Social activism movements have been a big part of society for over a century, and probably much longer, but I didn’t pay attention in history class so I wouldn’t know. The first such movement that springs to mind is perhaps the women’s suffrage movement of the early 20th Century, which while it did involve a peaceful suffragist aspect, the more “violent” rioters of the suffragette movement are more well-remembered. In terms of civil rights for Black people, perhaps the most famous leader is Martin Luther King Jr., although it should be said that for every MLK is a Malcolm X or indeed the Black Panthers. Both of these movements changed the political landscape not just for the people in their specific groups, but also for other marginalised communities, and disabled and LGBTQAI+ people played significant roles in both.

As for LGBTQAI+ Pride, it is not nearly widely-enough known that the first Pride was a riot started by people such as Black, Trans woman Martha P. Johnson who, after having finally had enough of oppressive treatment, threw the first bricks.

Pride, before capitalists saw an opportunity to make even more money by sticking rainbows on everything in sight, was never about nice, soft sentiments like embracing your identity, and was all about causing havoc until rights and equity were forthcoming. It would be nice if being nice got you rights, but frankly, it does not. Sometimes, you need to throw bricks.

But that’s all history, right? Gay marriage is allowed these days and they’re talking about banning conversion therapy, so why do we still need Pride?

The ugly truth of the matter is that legislation to protect the rights of marginalised groups has huge gaps, such as maintaining that conversion therapy should not be banned for trans people, or that “reasonable adjustments” are so poorly defined as to allow employers to basically ignore them, and even where legislation exists it is not necessarily upheld. Furthermore, those who are openly queer, trans or disabled are far more likely to be abused online and in real life, both verbally and physically. Pandemic Twitter is proof enough that most people would rather disabled people stayed out of the way rather than wear a mask or socially distance. Our rights are still eroded away at every opportunity, and the uncomfortable truth for people outside of those groups is that they do not face the same risks we do, much like I don’t face the same risks non-white communities come up against on a daily basis.

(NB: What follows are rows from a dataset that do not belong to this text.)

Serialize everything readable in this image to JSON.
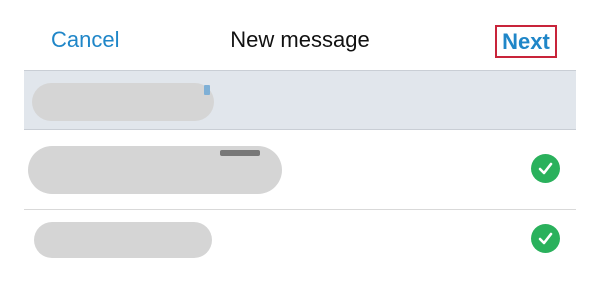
{
  "nav": {
    "cancel_label": "Cancel",
    "title": "New message",
    "next_label": "Next"
  },
  "recipients": [
    {
      "name": "",
      "selected_row": true,
      "checked": false
    },
    {
      "name": "",
      "selected_row": false,
      "checked": true
    },
    {
      "name": "",
      "selected_row": false,
      "checked": true
    }
  ],
  "colors": {
    "link": "#1f86c8",
    "highlight_border": "#c8243a",
    "check_green": "#2ab15c",
    "selected_row_bg": "#e1e6ec"
  },
  "icons": {
    "check": "checkmark-circle-icon"
  }
}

In fact, in a rather ironic way, it is because people would rather we shut up and just got on with being ourselves quietly that we need Pride. People would much rather not be reminded of their own privilege or even the part they might have played in the oppression of others, because that would require honesty with themselves. I know, because I was that white person and I am not proud of it, but I am also proof that we can grow and learn.

If you really do wish we would just shut up and go away, the best thing you could do (apart from joining us) is shut up and go away. It is perhaps the sweetest irony, but complaining, cis-gendered, heterosexual people are precisely why we need Pride.